- Born: 12 June 1997 (age 29) Athens, Greece
- Height: 181 cm (5 ft 11 in)

Gymnastics career
- Discipline: Rhythmic gymnastics
- Country represented: Greece
- Club: SFIGA Aigaleo
- Head coach: Irina Ilieva

= Ioanna Anagnostopoulou =

Greek rhythmic gymnast (born 1997)

Ioanna Anagnostopoulou (born 12 June 1997) is a Greek former rhythmic gymnast. She competed in the group rhythmic gymnastics competition at the 2016 Summer Olympics, where the group was eliminated in the qualification round. She also competed at the 2013 World Championships.

==Gymnastics career==
Anagnostopoulou began rhythmic gymnastics in 2002 in her hometown of Athens and joined the senior national group in 2013. Greece did not send a group to the 2013 European Championships. She competed with the Greek group that finished 11th in the all-around at the 2013 World Championships in Kyiv and did not advance into either apparatus final. Beginning in 2014, she took a break from rhythmic gymnastics, but she returned to the national group in 2016 at the Moscow Grand Prix.

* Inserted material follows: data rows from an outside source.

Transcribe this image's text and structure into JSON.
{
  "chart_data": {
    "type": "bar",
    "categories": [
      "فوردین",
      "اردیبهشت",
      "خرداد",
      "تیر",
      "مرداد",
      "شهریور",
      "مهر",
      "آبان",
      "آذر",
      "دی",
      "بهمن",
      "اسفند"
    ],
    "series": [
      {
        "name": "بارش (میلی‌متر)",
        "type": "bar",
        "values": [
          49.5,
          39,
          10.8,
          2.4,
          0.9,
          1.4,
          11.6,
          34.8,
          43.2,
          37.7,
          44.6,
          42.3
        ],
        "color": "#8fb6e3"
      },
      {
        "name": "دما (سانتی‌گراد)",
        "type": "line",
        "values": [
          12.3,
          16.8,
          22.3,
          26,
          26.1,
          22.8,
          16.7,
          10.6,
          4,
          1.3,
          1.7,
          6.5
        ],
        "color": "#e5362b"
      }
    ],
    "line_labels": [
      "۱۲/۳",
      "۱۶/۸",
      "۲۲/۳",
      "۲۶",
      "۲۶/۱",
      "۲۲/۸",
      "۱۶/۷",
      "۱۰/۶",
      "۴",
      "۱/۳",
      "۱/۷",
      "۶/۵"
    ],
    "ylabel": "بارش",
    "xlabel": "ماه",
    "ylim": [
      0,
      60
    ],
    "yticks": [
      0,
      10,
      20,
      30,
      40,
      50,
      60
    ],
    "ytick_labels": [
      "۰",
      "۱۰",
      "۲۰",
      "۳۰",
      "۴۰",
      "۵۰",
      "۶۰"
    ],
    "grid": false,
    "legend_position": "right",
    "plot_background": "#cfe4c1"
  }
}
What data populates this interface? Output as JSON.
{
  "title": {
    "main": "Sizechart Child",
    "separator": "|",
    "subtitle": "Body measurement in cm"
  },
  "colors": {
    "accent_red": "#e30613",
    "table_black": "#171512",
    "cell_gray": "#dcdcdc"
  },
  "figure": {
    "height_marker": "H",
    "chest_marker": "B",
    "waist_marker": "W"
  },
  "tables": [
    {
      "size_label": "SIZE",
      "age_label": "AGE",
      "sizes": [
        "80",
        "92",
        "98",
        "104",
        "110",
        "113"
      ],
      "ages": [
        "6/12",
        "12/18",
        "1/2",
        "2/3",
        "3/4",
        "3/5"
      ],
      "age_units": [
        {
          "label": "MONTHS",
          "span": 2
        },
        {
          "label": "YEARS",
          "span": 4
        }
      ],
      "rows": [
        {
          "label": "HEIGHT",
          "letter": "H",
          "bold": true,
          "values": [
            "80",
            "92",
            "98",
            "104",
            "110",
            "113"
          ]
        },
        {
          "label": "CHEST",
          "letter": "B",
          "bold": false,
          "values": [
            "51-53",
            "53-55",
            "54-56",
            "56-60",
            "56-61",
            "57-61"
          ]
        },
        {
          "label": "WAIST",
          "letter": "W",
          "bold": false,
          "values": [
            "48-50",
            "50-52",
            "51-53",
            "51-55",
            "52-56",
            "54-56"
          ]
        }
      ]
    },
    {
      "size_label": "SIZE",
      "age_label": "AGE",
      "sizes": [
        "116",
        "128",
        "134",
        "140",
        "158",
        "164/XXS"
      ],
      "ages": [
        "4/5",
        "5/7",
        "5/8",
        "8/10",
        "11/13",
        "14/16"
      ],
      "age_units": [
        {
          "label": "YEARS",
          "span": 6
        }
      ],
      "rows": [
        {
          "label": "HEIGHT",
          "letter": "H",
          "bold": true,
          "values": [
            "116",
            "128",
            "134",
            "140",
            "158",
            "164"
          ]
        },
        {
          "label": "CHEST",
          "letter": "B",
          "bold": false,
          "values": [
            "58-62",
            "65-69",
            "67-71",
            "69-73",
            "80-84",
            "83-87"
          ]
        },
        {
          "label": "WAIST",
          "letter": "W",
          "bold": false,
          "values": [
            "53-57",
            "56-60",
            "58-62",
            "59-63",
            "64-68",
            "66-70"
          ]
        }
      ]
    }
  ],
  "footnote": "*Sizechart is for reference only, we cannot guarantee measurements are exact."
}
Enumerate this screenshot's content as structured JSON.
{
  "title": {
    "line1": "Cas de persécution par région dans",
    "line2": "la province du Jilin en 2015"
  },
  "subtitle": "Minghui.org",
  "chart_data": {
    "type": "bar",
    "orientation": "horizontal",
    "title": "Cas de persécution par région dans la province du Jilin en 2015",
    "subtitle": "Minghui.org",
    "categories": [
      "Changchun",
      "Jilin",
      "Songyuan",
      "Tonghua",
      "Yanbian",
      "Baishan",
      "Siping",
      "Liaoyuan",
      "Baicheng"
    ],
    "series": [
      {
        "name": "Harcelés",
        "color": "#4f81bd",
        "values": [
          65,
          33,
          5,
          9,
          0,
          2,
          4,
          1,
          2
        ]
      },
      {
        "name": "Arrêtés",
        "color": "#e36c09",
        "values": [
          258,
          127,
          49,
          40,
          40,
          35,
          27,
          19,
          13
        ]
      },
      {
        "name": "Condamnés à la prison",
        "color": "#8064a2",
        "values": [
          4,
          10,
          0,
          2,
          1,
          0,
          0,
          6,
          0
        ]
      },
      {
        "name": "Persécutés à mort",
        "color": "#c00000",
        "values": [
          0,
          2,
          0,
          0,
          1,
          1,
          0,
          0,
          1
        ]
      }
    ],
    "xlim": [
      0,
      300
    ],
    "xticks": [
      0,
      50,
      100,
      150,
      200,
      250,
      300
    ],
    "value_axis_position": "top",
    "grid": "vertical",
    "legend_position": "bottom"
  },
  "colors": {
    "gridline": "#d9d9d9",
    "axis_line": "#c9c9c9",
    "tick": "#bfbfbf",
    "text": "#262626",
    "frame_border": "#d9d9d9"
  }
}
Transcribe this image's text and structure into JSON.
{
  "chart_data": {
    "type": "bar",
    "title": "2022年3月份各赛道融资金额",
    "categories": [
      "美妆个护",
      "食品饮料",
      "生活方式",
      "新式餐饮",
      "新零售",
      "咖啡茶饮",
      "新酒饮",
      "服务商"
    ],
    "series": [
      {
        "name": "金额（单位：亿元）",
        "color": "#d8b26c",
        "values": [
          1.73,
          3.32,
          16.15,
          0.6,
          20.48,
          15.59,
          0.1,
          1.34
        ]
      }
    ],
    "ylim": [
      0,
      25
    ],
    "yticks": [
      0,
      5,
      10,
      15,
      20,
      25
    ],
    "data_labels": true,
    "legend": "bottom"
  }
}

While Anagnostopoulou was on a break, the Greek group advanced to the 2016 Olympic Test Event based on their results at the 2015 World Championships. She was part of the Greek group that won a bronze medal at the Olympic Test Event, behind Germany and Uzbekistan, and as a result, qualified for the 2016 Summer Olympics. They then finished eighth in the all-around at the 2016 European Championships and did not advance into either apparatus final.

One month before the Olympics, she underwent an appendectomy but was able to recover in time to compete. She competed at the 2016 Summer Olympics in Rio de Janeiro alongside Eleni Doika, Zoi Kontogianni, Michaela Metallidou, and Stavroula Samara. The group finished 13th in the qualifications and did not advance to the final.